No Brasil, a Confederação Brasileira de eSports (CBeS), um órgão sem fins lucrativos, estabelece critérios para definir o que caracteriza um campeonato semiprofissional e um profissional. Para ser considerado semi profissional, a competição deve ter um site com todos os dados da organização, os jogos que ela organiza e um canal de transmissão oficial.
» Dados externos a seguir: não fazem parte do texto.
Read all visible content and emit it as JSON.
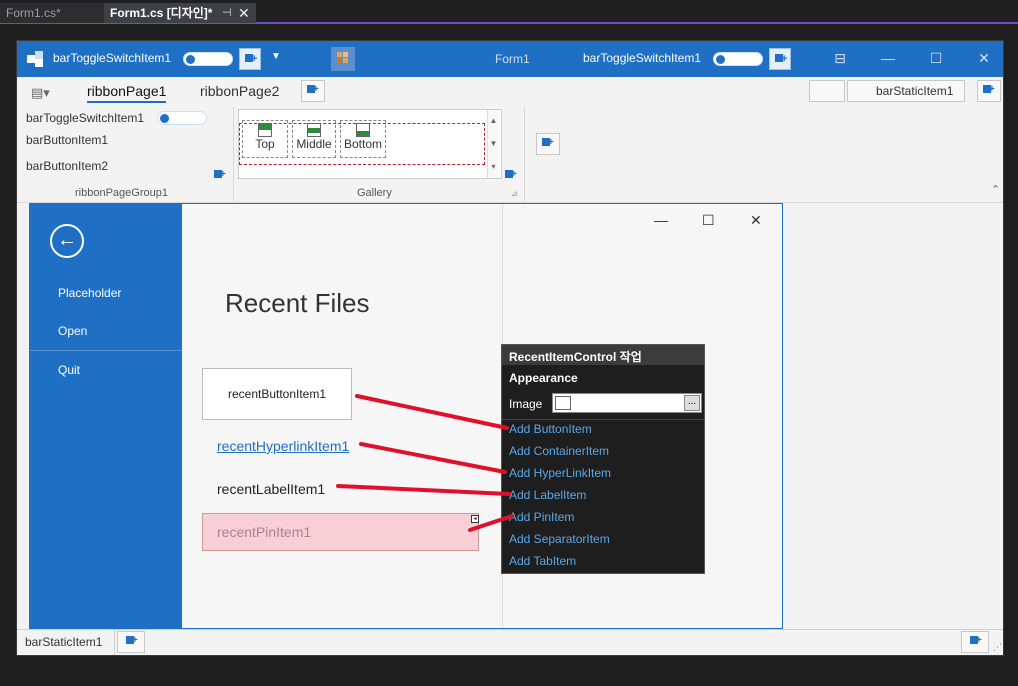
{
  "ide": {
    "tabs": [
      {
        "label": "Form1.cs*"
      },
      {
        "label": "Form1.cs [디자인]*"
      }
    ]
  },
  "titlebar": {
    "left_toggle_label": "barToggleSwitchItem1",
    "form_title": "Form1",
    "right_toggle_label": "barToggleSwitchItem1"
  },
  "ribbon": {
    "tabs": [
      "ribbonPage1",
      "ribbonPage2"
    ],
    "items": {
      "toggle": "barToggleSwitchItem1",
      "button1": "barButtonItem1",
      "button2": "barButtonItem2"
    },
    "group1_label": "ribbonPageGroup1",
    "gallery_label": "Gallery",
    "gallery_items": [
      "Top",
      "Middle",
      "Bottom"
    ],
    "static_item": "barStaticItem1"
  },
  "backstage": {
    "menu": [
      "Placeholder",
      "Open",
      "Quit"
    ],
    "recent_title": "Recent Files",
    "items": {
      "button": "recentButtonItem1",
      "hyperlink": "recentHyperlinkItem1",
      "label": "recentLabelItem1",
      "pin": "recentPinItem1"
    }
  },
  "smart_tag": {
    "title": "RecentItemControl 작업",
    "section": "Appearance",
    "image_label": "Image",
    "browse": "...",
    "actions": [
      "Add ButtonItem",
      "Add ContainerItem",
      "Add HyperLinkItem",
      "Add LabelItem",
      "Add PinItem",
      "Add SeparatorItem",
      "Add TabItem"
    ]
  },
  "statusbar": {
    "static_item": "barStaticItem1"
  },
  "colors": {
    "accent": "#1f6fc4",
    "annotation_red": "#e0102a",
    "pin_bg": "#f8cfd6",
    "link": "#5aa8e8"
  }
}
Isso além de regras aprovadas pela empresa fabricante do game, uma página no Facebook e uma página online para a inscrição dos jogadores.

Já a competição profissional deve cumprir todos esses requisitos também, com a diferença de que deve ter uma empresa aberta, estúdio próprio e espaço para a realização de eventos – próprio ou de algum patrocinador. Outra diferença é que o campeonato profissional tem uma duração mais longa e termina em um evento presencial. Seja qual for a classificação da competição, o fato é que, quanto maior o prêmio e a estrutura oferecidos, mais equipes ela irá atrair e mais interesse vai gerar.

Quanto às equipes profissionais, aquelas que pagam seus integrantes para representá-la nas competições, elas não vivem apenas de premiações, mas principalmente de marketing. As receitas podem ser geradas através de patrocínio, publicidade (explorando a visibilidade dos canais de divulgação) e venda de produtos personalizados, por exemplo.

Existem até clubes de futebol profissional (aquele disputado na grama mesmo) que mantêm equipes de eSport para praticar o mesmo esporte no videogame. Aliás, alguns deles não se limitam aos games de futebol e participam de competições de League Of Legends e outros jogos. Manchester City, Paris Saint Germain, Wolfsburg e o brasileiro Santos são grandes exemplos.

Postado em March 5, 2021, 10:40 a.m.